I think it’s acceptable for a non-profit institution to shift gears responsibly but to hit the brakes on so much important work and terminate someone with no notice, no severance and no thanks is utterly unacceptable. The board’s actions are loaded with such hostility towards Bob, as well as all the artists he enlisted, who ultimately did nothing wrong. Shame on them.
KQED has reported that a secondary concern for the Board of Directors was that “Ireland’s own work, some of which remains in storage when not on view in the house, had not been seen often enough.” Do you have any suggestions for a more sustainable way to increase the amount of Ireland’s work that is being shown?
Ireland’s work is always on view. The house is a living sculpture and the exhibitions are its rhythm. Bob and Diego thoroughly researched the collection of Ireland’s work, often shining light on pieces that haven’t been exhibited in decades, if at all. Also, I always saw the Exhibition programs at 500 Capp as a proposal for seeing more of David Ireland’s work outside the Bay Area as part of a broader context.
Could you share a significant experience that you’ve had at 500 Capp Street?
There are so many.
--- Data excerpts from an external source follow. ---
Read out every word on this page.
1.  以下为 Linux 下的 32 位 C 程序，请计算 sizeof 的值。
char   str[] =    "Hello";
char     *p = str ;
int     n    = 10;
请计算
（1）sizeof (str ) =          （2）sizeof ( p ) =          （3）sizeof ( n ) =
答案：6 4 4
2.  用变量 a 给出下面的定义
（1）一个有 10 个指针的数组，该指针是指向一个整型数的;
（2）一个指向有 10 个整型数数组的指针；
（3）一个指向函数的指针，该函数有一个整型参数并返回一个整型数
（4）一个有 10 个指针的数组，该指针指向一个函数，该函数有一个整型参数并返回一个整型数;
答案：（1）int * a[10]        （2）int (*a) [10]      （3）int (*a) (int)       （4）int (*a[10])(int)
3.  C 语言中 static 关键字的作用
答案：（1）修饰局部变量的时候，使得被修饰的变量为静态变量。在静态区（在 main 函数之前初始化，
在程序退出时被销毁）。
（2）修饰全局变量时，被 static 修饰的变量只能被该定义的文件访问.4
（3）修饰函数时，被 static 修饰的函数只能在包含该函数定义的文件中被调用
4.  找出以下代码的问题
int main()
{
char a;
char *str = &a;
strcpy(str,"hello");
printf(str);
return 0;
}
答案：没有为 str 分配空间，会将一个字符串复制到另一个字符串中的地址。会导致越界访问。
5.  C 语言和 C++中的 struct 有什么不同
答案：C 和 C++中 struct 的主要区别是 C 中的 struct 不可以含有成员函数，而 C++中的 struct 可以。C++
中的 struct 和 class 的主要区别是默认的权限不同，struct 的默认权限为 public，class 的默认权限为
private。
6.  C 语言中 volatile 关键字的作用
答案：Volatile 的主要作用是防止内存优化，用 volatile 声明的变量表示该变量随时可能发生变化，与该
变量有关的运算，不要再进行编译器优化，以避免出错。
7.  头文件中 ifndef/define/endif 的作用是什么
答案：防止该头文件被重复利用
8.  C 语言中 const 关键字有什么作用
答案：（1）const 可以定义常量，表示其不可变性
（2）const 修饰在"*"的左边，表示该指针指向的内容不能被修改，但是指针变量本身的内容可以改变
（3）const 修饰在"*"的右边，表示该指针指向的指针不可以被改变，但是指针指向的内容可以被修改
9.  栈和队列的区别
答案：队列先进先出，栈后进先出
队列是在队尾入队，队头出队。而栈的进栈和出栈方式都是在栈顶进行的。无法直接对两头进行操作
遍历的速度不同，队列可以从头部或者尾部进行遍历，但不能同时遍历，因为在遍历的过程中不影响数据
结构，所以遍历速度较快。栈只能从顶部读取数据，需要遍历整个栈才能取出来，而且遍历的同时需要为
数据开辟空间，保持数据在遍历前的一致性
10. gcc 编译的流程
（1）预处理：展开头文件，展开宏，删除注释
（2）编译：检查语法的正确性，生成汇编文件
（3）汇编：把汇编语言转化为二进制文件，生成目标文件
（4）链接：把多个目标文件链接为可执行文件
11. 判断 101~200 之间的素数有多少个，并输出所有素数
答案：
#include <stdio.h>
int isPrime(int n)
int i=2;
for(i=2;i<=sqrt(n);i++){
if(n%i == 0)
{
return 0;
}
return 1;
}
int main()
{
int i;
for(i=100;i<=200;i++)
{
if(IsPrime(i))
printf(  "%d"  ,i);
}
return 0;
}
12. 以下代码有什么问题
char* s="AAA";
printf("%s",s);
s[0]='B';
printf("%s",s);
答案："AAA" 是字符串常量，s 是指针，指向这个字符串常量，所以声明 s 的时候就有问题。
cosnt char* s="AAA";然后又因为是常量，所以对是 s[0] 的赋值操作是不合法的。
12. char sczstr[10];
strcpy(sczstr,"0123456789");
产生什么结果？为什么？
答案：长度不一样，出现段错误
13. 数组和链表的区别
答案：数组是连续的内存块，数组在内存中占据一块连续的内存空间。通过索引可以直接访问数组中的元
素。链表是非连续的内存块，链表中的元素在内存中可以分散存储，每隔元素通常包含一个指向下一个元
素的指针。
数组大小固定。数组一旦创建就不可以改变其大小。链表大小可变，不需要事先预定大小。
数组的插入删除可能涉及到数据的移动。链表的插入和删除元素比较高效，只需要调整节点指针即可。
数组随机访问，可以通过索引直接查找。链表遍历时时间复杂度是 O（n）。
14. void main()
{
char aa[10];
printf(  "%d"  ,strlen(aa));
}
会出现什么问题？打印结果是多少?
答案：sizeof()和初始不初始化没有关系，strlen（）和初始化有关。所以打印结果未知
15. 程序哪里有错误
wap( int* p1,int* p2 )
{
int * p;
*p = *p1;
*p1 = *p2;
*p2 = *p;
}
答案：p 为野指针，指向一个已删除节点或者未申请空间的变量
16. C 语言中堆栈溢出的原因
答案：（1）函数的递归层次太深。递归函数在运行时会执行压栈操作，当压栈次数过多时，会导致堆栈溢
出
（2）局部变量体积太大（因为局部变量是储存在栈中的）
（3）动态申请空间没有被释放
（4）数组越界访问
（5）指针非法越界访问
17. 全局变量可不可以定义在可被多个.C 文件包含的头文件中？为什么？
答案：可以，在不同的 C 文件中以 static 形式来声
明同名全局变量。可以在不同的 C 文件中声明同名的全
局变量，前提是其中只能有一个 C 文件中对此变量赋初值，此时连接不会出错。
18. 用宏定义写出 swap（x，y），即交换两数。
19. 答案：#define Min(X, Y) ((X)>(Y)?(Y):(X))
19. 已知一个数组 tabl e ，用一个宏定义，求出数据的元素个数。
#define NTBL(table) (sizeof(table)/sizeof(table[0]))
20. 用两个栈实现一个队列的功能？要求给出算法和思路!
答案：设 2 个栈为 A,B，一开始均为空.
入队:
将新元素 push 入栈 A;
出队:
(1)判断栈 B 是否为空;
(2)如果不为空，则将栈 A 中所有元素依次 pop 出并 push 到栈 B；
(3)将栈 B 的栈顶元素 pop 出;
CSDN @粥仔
For me, I had a significant experience at every exhibition I visited, at the moment I started drawing connections between the work of Ireland (house included) and the other work on view. The setting offered a level of intimacy not often achieved in museums, galleries or other non-profits.
Is there anything else that you’d like to share with our readers?
There will be a gathering to recognize Bob and Diego’s efforts at 500 Capp. Liz Magor is pulling her exhibition from the house only 2 weeks after the opening. Saturday is the last day to see it, so people are asked to show up in solidarity when they open at noon.